A Switch for Cell Adhesion

Max Planck scientists show that the adhesion of cell membranes strongly depends on the switching rates of adhesion molecules

The adhesion of cells is a fundamental process in immune defence and tissue development. Cell adhesion is mediated by adhesion molecules that are located on the cell surfaces. Cells can switch some of their adhesion molecules between active and inactive "conformational states". This switching process typically requires input of chemical energy, e.g. from ATP molecules. Researchers from the Max Planck Institute of Colloids and Interfaces in Potsdam, Germany have found a surprising resonance of switchable adhesion molecules in a theoretical model of cell membrane adhesion. The resonance effect depends on the characteristic switching times of the adhesion molecules and the elastic properties of the cell membranes, and may help to control cell adhesion (Physical Review Letters, 3 February 2006).

Cells adhere to other cells via adhesion molecules located on their surfaces. Each adhesion molecule on one cell binds to a "partner molecule" on the other cell. The two binding partners can be identical molecules, like two hands holding each other, or distinct molecules that fit together like a lock and key. Cadherins, for example, are adhesion molecules that often bind to identical cadherins, holding together cells of the same type in the development and maintenance of body tissues. Integrins and selectins, on the other hand, bind to distinct adhesion partners, for example during adhesion of white blood cells in an immune defence.

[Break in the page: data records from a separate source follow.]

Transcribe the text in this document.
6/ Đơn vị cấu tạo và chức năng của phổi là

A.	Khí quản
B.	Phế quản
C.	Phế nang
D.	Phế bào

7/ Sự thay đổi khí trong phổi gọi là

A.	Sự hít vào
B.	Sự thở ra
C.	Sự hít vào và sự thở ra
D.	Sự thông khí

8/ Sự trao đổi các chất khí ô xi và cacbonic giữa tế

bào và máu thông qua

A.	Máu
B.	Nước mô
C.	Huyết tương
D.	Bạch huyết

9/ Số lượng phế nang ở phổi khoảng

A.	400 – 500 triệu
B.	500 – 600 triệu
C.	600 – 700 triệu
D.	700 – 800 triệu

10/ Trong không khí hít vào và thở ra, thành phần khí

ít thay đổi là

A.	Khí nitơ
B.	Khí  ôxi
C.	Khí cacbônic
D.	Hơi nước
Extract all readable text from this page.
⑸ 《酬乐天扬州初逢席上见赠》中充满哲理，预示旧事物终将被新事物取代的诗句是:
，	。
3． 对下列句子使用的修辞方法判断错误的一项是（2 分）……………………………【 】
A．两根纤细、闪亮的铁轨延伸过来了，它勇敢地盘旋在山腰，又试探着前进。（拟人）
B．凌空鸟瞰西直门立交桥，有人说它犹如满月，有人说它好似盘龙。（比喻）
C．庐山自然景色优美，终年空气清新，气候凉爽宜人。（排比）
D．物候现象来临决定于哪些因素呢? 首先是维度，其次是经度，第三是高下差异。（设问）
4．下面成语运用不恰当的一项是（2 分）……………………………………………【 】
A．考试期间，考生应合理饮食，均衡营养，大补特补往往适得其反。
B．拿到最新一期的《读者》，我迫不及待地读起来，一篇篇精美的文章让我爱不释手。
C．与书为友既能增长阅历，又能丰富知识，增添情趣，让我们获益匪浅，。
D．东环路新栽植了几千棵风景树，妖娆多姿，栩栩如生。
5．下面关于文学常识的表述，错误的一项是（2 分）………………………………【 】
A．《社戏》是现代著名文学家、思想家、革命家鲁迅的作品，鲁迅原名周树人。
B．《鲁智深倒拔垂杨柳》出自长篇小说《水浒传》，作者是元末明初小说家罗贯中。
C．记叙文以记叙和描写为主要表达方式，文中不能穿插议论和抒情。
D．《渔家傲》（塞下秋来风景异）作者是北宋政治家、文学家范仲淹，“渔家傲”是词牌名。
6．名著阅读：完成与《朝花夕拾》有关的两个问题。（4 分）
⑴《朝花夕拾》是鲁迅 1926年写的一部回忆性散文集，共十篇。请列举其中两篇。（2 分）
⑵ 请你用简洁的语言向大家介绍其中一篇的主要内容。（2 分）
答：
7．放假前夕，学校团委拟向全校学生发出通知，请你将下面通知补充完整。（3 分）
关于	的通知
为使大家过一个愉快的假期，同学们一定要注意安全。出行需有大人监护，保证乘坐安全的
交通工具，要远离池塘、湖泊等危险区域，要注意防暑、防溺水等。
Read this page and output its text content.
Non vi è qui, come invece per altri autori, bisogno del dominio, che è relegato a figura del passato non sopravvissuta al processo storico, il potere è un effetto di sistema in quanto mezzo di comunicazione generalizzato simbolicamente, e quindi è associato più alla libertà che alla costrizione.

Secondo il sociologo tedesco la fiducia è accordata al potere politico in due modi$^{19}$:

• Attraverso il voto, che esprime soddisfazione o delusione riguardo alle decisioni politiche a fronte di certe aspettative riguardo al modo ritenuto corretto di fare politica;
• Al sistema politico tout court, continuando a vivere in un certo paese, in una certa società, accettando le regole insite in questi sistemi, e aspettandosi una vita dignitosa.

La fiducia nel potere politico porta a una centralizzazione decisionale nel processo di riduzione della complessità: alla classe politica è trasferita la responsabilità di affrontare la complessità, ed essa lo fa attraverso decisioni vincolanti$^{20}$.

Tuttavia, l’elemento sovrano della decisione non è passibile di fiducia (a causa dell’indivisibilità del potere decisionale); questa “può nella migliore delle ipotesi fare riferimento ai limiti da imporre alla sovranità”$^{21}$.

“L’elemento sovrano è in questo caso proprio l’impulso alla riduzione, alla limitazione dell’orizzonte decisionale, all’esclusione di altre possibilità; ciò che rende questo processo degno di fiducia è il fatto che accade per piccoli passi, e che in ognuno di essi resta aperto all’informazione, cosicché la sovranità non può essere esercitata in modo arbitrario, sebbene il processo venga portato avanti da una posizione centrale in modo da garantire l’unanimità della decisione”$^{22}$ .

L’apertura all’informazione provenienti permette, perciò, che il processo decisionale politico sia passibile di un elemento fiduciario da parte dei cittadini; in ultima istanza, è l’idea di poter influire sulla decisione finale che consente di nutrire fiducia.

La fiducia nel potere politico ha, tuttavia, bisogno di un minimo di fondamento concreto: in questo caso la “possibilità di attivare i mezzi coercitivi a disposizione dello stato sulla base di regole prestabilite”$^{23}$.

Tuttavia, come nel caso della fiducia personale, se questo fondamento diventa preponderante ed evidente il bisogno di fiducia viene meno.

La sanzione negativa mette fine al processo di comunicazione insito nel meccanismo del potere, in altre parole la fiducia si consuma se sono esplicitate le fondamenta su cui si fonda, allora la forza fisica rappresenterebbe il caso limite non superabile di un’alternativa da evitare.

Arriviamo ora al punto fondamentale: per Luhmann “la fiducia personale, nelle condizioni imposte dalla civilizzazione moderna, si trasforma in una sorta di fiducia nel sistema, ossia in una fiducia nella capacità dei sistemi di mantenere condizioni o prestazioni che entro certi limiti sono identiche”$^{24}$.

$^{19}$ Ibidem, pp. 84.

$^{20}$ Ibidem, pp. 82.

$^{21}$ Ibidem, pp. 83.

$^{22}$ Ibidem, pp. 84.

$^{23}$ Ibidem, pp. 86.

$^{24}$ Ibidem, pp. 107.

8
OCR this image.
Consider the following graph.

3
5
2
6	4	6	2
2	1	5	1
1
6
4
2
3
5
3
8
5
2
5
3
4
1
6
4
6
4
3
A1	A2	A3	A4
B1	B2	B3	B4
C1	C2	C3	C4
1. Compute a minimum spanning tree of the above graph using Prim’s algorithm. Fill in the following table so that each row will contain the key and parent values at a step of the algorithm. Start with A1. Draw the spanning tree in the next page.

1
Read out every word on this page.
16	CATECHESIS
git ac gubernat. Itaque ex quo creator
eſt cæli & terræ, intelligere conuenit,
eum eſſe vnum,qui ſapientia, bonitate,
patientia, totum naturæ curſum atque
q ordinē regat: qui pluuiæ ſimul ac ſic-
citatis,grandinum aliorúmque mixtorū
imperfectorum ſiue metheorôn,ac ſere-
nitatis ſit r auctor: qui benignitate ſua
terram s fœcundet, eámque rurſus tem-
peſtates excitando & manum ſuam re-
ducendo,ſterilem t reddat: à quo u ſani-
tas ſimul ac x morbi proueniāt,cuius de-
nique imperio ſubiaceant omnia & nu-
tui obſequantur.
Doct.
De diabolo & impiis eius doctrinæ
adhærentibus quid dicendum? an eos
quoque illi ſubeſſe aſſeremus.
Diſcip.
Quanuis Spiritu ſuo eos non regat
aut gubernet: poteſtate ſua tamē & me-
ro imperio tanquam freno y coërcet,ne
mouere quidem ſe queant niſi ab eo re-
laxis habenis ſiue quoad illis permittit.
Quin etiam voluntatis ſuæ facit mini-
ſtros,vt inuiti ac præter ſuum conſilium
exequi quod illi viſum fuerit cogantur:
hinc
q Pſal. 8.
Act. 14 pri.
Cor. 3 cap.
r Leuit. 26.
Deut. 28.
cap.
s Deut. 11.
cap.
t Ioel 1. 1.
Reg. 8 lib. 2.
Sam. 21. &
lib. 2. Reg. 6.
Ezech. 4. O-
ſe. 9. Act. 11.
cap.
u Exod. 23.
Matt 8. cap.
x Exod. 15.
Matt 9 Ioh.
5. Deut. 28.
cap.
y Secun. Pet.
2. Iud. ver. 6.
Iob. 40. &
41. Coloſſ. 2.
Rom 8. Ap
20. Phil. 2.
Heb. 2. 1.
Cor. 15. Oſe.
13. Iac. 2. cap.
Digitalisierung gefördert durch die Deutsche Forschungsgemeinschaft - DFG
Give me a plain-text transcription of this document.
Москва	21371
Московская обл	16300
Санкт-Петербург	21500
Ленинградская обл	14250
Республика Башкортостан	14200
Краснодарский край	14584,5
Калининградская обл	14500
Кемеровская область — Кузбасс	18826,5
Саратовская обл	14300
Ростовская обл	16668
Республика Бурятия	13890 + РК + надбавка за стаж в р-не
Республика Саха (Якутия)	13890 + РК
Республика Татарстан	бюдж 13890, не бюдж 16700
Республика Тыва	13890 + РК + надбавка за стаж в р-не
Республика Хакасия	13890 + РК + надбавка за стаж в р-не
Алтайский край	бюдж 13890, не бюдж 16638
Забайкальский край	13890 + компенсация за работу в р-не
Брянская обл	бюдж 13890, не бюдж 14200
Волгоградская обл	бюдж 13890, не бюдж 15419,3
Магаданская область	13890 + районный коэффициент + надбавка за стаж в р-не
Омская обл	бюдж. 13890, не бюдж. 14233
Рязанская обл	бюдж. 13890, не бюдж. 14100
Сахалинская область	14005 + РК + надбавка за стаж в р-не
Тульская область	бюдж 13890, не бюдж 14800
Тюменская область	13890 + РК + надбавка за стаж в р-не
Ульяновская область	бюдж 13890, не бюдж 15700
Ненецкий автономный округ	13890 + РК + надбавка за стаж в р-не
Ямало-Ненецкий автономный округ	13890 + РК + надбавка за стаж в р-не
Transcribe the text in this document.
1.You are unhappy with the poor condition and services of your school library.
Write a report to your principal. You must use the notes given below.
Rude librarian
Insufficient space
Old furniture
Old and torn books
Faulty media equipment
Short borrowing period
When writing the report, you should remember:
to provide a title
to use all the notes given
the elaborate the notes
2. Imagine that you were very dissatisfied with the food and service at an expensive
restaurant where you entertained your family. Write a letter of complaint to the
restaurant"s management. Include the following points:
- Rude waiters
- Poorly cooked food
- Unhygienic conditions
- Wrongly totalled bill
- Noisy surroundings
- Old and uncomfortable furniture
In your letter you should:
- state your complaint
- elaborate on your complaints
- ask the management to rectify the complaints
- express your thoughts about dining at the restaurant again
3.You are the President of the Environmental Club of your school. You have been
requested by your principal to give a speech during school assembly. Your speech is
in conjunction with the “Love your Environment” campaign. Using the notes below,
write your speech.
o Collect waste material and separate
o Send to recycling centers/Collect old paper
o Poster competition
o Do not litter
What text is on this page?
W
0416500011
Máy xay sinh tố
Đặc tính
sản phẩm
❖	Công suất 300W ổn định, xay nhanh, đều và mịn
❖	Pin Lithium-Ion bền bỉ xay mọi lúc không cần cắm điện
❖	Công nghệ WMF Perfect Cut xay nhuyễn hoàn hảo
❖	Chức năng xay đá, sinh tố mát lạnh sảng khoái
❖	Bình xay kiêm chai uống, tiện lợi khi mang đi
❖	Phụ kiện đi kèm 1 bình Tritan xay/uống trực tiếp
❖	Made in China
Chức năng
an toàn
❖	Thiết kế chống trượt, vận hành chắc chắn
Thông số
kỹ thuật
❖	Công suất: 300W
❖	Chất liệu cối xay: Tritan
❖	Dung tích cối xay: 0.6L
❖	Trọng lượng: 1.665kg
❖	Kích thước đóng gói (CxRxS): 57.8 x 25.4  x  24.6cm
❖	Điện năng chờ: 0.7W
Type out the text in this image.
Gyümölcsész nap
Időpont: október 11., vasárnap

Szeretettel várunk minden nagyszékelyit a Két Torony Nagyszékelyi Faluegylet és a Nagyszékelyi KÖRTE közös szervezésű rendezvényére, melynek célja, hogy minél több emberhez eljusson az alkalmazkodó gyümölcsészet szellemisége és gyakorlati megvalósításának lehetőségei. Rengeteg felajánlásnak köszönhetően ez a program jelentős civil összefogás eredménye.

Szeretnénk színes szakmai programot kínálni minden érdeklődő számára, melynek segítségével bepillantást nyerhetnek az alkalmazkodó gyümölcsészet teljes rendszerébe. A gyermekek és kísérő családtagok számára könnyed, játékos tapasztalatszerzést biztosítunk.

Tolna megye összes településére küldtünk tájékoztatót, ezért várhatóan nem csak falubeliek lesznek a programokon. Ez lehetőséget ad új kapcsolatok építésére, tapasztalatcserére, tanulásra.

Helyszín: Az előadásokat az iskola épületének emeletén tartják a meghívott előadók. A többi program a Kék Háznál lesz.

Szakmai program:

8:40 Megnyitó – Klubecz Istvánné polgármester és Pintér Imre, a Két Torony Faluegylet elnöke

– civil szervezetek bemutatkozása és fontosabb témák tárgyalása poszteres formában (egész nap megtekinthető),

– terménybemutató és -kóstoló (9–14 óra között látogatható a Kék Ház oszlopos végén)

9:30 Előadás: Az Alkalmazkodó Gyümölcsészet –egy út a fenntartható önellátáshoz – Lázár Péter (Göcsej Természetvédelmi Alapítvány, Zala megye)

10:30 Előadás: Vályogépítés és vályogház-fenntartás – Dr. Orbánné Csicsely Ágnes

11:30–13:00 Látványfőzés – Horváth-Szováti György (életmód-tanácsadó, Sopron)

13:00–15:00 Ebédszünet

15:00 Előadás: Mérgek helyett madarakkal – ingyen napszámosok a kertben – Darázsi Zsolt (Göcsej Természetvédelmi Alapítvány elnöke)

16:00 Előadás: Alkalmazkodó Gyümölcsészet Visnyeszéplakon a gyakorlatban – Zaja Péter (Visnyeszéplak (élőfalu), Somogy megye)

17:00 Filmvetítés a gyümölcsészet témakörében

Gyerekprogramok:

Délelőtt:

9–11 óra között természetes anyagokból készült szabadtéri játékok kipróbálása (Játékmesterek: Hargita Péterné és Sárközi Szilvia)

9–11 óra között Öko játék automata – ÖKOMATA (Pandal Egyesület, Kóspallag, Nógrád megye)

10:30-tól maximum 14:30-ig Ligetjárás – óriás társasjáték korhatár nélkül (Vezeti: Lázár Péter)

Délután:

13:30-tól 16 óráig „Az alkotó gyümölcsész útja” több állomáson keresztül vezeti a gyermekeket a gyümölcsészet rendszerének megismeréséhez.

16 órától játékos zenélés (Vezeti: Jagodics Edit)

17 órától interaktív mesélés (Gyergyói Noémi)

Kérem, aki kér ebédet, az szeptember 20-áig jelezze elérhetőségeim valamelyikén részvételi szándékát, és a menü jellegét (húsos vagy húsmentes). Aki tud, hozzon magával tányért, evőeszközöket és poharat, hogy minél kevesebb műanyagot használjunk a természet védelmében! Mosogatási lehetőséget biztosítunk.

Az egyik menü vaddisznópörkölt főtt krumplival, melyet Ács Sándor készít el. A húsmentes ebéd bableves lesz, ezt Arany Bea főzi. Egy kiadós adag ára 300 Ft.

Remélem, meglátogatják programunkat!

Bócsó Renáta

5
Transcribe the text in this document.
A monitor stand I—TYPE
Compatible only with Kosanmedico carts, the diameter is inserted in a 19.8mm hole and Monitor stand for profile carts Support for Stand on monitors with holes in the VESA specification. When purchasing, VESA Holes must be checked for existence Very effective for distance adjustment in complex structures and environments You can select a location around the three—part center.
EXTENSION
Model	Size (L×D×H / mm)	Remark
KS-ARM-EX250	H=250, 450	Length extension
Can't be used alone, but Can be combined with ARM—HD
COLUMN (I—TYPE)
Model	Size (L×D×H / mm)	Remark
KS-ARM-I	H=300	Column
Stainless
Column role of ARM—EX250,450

The adhesion of two cells involves a subtle balance between the attractive binding energies of the adhesion molecules and repulsive energies, which result from cell shape fluctuations or from large non-adhesive proteins that impede adhesion. In a healthy organism, cells have to control this balance between attraction and repulsion. For some cancers, mutations of adhesion molecules shift the balance and lead to abnormal cell-cell adhesion events and tumour growth.

Via gene expression, cells can regulate the numbers and types of adhesion molecules at their surfaces and, thus, the strength and specificity of their adhesiveness. But some cells are known to change their adhesiveness rather quickly, much more quickly than gene expression allows. These cells have adhesion molecules that can be switched between different states. Integrins, for example, are adhesion molecules that have at least two different conformational states. In a "stretched" conformational state, the integrins are active and can bind to their partners on an apposing cell surface. In a "bent" state, the integrins are inactive and cannot bind (see Fig. 1).

The numbers of active integrins are crucial for the adhesiveness of these cells. But besides mere numbers, other factors may count as well. Researchers from the Max Planck Institute of Colloids and Interfaces have recently shown that the characteristic switching times of adhesion molecules strongly affect the adhesiveness. The switching of an adhesion molecule between an active and an inactive conformation is a stochastic process, i.e. a process that occurs with a certain probability at a certain time. The conformational switching process can be characterized by the average switching times in the two directions (from active to inactive, and vice versa). The process typically requires the input of "chemical energy", e.g., from ATP molecules, at least in one direction.

The Max Planck scientists have theoretically studied the adhesion of membranes via switchable adhesion molecules. The two opposing forces in the adhesion balance of the membranes are the attractive forces of the adhesion molecules, and repulsive forces from membrane shape fluctuations. Both forces have characteristic times scales. These time scales are the switching times of the adhesion molecules, and the relaxation times of the membrane shape fluctuations. Interestingly, a resonance effect occurs if the characteristic times are similar. This resonance leads to an increase in membrane fluctuations, and to a decrease of the adhesiveness of the membranes.

This resonance effect may also be used to control cell adhesion on biomimetic surfaces. In recent years, synthetic molecules have been developed that can be switched, using light, between different conformations. The switching times of such molecules depend on the light intensity. Anchored at a substrate, the molecules can be used to switch the adhesive substrate properties and, thus, to manipulate and study cell adhesion.